MALA is specifically designed for the analysis of Microarray data. The rational data representing the gene expression is discretized into a limited number of intervals for each cell of the array; the discrete variables so obtained are then used to select a small subset of the genes that have strong discriminating power for the classes considered. The usual DMB algorithms for feature selection and logic formula extraction are then used to identify networks of genes - and related thresholds on their expression level - that characterize the classes.
DMIB - Data Mining in Big

DMIB is a general tool for the deployment of our software for logic data analysis. It is not designed for a specific type of application (as it is the case for MALA and BLOG). Its configuration is a little more complex but, as usual, it required a training set of tagged elements, and indication on the type of input features, some details on running time and solution dimensions.
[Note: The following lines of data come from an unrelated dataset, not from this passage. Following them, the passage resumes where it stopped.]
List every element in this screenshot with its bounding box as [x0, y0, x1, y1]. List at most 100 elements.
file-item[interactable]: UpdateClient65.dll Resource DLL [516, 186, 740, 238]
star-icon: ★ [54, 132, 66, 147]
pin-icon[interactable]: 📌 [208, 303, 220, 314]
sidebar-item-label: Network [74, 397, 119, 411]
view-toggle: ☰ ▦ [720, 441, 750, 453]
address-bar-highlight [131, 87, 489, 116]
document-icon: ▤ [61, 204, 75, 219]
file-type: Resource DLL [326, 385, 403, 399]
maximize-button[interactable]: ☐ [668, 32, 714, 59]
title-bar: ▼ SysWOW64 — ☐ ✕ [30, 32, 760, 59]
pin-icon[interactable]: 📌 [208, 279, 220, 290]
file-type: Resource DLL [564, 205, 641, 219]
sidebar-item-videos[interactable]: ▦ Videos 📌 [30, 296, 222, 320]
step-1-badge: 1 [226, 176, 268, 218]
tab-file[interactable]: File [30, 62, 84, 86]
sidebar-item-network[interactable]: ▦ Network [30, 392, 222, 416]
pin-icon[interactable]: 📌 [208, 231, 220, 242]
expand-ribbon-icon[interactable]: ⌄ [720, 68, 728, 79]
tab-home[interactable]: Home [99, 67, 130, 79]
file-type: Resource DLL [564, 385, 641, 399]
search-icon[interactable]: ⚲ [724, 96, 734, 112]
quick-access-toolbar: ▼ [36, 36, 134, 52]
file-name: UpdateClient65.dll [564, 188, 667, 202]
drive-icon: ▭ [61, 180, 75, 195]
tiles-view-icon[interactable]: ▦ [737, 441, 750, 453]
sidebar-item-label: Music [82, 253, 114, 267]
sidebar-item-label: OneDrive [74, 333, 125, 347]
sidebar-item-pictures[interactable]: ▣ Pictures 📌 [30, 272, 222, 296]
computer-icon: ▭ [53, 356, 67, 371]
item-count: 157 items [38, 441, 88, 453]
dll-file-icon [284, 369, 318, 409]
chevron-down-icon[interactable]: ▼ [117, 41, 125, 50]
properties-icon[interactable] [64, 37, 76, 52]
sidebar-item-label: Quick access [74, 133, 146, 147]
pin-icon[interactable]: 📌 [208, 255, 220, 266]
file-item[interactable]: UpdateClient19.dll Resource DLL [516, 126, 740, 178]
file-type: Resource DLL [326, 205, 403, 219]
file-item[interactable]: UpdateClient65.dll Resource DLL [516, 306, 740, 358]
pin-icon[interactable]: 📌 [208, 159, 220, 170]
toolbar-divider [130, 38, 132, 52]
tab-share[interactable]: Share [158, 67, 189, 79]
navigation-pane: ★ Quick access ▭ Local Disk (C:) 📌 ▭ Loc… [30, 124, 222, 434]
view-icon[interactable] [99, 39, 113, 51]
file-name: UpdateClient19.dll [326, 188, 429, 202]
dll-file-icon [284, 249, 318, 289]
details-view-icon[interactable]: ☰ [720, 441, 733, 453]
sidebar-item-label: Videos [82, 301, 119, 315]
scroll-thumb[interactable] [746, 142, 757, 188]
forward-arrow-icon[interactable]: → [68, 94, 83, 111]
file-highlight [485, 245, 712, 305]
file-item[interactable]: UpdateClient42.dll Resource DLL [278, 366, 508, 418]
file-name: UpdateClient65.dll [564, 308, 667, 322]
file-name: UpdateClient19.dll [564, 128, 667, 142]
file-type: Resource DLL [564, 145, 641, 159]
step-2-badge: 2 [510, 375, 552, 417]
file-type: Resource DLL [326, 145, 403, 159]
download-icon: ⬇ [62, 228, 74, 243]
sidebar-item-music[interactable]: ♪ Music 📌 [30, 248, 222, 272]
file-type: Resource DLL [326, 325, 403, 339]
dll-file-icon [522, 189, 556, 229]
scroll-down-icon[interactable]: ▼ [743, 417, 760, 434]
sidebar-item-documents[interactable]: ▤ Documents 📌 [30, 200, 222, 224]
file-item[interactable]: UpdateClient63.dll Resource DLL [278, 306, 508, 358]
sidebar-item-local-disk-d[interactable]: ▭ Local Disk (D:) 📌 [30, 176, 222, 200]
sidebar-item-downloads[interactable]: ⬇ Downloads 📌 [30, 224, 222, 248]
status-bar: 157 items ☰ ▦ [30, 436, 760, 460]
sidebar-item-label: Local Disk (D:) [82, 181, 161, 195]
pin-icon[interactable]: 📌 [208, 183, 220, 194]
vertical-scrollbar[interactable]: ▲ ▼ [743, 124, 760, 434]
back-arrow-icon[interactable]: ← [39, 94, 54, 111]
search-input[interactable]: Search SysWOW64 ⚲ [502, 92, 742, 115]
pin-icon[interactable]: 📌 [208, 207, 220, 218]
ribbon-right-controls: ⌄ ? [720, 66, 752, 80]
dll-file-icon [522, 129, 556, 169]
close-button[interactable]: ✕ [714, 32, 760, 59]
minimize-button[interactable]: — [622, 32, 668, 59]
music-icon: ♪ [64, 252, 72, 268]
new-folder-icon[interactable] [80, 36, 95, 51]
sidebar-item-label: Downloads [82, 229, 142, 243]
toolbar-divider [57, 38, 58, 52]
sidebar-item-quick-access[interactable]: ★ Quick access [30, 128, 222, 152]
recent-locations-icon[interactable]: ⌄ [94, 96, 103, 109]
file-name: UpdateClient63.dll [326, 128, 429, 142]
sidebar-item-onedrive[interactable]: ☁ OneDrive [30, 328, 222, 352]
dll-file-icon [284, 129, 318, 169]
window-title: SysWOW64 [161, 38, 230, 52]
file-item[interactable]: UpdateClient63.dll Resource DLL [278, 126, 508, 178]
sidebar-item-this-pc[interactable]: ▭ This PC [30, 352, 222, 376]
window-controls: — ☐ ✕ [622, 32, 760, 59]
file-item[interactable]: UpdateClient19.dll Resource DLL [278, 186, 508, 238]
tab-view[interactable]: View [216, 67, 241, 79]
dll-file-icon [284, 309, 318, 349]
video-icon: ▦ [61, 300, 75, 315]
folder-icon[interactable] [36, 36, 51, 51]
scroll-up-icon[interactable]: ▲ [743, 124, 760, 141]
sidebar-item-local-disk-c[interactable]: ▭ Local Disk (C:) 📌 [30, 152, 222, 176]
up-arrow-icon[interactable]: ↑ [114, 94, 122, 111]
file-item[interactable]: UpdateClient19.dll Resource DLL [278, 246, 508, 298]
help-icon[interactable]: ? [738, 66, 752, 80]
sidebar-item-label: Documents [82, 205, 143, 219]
BINAT - Biological Networks Analysis Tool

The increasing availability of large network datasets along with the progresses in experimental high-throughput technologies have promoted the need for tools allowing easy integration of experimental data with data derived from network computational analysis. In order to enrich experimental data with network topological parameters, the Cytoscape plugin BiNAT (Biological Networks Analysis Tool) has been developed by Fabio Cumbo.